In last Thursday's blog on gold and silver I wrote:
"Gold and silver both made new lows this week on Monday (gold at $1,268 and silver at $16.54) at the dead center of this current reversal zone, but prices have not really rallied much from there, and they are back down close to those lows today. Let's see if we can get a bullish divergence signal early next week with gold but not silver making a new weekly low. If silver moves lower next week, we may have to wait a few more weeks for a bottom to buy. Despite the short-term bearishness we are seeing now in this market, the medium and longer-term picture for gold and silver still looks quite positive and bullish."
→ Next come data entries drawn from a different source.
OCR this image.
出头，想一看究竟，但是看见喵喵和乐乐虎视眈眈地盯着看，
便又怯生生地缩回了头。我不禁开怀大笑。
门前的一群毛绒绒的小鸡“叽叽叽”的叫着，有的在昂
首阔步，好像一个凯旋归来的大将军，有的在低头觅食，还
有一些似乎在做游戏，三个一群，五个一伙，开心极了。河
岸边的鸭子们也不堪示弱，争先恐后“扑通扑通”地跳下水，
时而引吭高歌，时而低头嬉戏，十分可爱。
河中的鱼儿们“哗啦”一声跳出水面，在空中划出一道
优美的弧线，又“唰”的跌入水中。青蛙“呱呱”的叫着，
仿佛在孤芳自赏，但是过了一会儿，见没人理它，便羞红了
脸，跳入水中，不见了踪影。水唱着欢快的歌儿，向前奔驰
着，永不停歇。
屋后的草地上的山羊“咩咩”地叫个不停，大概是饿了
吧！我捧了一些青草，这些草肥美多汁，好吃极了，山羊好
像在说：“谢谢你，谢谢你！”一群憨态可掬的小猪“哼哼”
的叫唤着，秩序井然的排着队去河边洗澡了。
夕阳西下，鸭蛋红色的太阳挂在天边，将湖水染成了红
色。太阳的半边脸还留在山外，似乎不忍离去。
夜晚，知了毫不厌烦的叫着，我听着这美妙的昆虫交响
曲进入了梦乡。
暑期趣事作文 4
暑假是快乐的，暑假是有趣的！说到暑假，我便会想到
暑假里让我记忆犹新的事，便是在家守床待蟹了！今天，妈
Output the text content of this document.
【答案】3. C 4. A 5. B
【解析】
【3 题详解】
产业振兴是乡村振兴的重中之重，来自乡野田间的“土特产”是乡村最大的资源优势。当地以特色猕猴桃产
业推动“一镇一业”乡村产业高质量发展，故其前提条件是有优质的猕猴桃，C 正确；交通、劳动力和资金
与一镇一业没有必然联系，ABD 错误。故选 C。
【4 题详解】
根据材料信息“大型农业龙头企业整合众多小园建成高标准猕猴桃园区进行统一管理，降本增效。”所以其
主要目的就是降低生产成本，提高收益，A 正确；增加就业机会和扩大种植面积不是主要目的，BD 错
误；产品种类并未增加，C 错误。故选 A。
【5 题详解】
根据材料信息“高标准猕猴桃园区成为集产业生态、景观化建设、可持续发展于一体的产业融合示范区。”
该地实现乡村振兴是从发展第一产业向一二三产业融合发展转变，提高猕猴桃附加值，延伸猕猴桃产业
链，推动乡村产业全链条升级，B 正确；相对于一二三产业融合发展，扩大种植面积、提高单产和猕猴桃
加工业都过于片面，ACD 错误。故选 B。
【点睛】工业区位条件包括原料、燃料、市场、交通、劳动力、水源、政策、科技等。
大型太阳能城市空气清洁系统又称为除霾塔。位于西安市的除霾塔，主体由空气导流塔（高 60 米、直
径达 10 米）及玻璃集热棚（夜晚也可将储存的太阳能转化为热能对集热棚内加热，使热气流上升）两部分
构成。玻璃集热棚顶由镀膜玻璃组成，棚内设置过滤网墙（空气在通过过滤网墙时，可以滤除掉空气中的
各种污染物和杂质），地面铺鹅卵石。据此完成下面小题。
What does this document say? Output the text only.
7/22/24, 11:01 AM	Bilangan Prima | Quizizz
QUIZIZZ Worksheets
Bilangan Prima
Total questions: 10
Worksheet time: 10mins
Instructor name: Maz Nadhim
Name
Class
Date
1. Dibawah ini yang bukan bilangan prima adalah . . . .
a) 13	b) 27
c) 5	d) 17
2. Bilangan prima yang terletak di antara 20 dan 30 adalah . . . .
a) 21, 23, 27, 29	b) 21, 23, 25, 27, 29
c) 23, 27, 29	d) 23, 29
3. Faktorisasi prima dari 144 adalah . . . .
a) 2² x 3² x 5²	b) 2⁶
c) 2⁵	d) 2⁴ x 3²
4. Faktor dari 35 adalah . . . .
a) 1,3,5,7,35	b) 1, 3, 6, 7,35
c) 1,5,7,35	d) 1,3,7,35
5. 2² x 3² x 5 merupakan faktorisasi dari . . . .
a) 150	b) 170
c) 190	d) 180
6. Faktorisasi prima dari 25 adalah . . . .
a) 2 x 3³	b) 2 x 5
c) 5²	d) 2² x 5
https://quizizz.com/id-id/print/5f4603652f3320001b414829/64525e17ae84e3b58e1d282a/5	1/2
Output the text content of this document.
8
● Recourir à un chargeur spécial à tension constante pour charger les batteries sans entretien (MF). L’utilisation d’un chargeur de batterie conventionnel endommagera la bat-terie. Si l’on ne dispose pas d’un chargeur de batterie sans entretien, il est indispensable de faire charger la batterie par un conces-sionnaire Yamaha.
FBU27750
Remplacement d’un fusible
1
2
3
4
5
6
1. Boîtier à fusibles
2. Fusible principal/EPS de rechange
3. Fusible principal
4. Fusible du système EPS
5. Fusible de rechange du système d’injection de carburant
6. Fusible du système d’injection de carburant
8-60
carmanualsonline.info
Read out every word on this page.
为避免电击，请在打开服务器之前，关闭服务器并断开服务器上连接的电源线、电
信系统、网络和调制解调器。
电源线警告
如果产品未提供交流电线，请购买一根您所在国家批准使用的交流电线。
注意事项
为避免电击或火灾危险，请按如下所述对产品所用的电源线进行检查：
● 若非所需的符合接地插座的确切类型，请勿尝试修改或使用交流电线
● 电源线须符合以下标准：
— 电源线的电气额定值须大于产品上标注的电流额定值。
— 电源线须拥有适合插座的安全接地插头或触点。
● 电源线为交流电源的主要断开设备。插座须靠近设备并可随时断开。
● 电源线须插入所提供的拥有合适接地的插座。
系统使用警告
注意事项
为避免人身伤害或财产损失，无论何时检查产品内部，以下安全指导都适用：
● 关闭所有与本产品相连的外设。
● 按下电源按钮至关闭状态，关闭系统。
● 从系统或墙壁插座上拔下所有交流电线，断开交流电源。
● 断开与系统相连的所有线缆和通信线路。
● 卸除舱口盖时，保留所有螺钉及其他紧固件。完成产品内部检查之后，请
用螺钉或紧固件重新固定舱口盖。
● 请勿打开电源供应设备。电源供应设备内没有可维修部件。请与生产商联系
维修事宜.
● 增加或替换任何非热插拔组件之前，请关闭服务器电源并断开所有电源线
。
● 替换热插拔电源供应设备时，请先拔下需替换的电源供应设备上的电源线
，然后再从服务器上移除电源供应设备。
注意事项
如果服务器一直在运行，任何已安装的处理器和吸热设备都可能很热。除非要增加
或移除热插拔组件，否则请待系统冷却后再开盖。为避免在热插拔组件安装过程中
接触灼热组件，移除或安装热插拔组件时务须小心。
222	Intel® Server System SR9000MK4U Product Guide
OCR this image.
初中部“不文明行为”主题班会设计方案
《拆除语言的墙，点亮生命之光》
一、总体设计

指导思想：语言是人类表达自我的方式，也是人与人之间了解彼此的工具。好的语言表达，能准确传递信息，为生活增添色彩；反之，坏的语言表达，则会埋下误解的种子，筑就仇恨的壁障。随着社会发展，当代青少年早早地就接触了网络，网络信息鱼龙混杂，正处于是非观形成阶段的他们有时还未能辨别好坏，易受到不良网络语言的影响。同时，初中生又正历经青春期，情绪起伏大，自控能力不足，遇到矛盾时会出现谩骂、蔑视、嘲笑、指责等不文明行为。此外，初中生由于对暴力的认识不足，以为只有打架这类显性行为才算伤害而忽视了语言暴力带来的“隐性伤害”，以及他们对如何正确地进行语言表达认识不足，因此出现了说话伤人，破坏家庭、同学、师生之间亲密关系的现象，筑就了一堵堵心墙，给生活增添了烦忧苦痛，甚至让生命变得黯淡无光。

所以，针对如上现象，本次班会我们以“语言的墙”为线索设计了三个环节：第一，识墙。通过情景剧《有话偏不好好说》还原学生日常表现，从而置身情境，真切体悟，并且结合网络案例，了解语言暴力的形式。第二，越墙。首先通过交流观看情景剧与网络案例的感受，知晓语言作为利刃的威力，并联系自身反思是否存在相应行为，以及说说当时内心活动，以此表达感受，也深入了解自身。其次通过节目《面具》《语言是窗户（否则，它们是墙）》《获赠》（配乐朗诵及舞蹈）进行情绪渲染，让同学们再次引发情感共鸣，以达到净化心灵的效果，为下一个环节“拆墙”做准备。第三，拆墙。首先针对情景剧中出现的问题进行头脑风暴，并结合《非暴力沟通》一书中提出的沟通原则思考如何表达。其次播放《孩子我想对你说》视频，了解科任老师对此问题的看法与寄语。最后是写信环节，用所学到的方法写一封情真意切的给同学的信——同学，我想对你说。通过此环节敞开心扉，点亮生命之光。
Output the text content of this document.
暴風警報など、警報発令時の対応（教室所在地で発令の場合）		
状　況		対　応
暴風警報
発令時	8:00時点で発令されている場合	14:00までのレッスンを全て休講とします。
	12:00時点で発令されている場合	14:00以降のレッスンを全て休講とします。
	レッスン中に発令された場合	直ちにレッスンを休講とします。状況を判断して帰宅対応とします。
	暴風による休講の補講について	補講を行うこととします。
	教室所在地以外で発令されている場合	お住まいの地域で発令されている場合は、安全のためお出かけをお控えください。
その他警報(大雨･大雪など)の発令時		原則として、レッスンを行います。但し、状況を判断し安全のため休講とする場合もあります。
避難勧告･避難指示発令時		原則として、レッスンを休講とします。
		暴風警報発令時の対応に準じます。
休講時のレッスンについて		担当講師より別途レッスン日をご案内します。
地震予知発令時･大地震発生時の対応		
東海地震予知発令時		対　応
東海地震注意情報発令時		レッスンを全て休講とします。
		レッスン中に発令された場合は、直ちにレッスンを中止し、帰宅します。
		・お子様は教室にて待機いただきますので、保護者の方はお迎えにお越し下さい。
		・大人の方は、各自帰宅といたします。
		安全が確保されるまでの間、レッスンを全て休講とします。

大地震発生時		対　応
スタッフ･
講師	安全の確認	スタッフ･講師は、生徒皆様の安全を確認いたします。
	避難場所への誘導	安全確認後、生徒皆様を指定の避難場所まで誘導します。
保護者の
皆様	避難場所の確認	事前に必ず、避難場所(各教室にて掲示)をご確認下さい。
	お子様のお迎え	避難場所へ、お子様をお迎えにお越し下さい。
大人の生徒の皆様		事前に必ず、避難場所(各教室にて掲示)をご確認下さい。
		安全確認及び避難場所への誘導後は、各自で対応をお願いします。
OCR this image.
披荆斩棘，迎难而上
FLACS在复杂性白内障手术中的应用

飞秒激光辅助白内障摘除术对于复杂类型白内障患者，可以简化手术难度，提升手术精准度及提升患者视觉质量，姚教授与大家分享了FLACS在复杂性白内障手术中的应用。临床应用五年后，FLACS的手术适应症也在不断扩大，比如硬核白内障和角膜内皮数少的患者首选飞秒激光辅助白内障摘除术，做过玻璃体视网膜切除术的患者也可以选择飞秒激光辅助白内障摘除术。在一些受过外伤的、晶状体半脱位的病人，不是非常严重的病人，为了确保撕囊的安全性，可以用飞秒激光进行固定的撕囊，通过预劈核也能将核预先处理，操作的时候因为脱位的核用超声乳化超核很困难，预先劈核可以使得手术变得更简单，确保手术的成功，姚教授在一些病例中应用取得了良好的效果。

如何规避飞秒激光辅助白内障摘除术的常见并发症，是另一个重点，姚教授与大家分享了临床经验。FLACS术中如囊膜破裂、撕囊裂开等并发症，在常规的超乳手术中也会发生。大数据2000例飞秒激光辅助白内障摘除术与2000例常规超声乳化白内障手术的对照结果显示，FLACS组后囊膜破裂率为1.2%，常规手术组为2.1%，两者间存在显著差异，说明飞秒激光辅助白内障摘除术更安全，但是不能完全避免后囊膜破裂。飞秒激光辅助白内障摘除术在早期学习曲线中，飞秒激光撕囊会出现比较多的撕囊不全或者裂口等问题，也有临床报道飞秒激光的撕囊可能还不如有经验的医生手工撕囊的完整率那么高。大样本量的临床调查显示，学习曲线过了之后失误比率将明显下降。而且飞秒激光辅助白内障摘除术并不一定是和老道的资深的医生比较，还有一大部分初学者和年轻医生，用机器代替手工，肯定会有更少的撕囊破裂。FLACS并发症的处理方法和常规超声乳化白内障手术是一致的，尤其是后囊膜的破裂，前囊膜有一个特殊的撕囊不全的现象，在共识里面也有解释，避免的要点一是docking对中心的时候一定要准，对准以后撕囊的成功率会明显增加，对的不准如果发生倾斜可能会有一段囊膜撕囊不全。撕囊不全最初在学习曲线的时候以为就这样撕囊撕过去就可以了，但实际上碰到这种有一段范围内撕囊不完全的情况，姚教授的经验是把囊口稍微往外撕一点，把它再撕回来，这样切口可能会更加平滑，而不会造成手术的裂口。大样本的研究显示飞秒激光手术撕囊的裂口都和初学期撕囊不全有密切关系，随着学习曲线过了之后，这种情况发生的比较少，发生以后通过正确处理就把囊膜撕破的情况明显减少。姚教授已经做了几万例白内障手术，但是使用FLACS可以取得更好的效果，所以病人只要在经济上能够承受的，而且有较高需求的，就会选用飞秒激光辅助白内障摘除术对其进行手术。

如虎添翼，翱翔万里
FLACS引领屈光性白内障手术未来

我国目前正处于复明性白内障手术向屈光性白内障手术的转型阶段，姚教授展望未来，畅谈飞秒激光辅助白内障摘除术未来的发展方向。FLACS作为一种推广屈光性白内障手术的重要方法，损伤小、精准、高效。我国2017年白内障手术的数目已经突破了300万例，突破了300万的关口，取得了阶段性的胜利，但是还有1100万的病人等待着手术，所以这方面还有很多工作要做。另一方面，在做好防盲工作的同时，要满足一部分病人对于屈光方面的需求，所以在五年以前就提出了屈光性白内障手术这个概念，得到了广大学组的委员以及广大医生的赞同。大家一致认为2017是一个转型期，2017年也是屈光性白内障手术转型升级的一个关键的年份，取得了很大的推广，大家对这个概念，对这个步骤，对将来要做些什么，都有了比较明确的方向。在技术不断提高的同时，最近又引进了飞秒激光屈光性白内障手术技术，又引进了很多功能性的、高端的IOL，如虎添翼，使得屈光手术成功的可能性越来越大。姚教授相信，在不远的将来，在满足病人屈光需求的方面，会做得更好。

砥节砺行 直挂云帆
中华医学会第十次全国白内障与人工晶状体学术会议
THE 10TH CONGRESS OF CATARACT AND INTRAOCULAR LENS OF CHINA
On Friday (the last day of the reversal zone for precious metals), gold and silver both plunged to new lows (gold to $1,261.80 and silver to $16.39 - spot prices) and both metals have been rising sharply from those lows. This is a very tricky market to call right now. There is a possibility that last week's lows represent the start of new medium-term cycles in gold and silver. If so, that would be very bullish. However, we didn't get a bullish divergence signal with those lows. Also, COT ( Commitment Of Traders) charts, which are rarely wrong, are still rather bearish on gold and silver (although their bearishness has eased a bit over the last week or two). This is suggesting that prices could still go lower. The next major reversal zone for these precious metals is coming up in the first week of November, but next week could also be a turning point (both metals could be very volatile next week). I am reluctant to go long until we can be more certain new cycles have started. Let's wait and see how prices move this week and into next week. If silver can close above $17.47, that would be a strong bullish sign. Gold closing the week above $1,300 would also be bullish. Still on the sidelines of gold and silver.
It appears that the current medium-term cycle in crude oil peaked with that high of $52.86 on Sept, 28, and if so, prices should be falling to a cycle bottom over the next several weeks. The next reversal zone for crude is Oct. 25 - Nov. 2 which would be a good time for that bottom to happen. A good target price for the bottom would be around $47, but it could go as low as $45. On the sidelines of crude oil for now.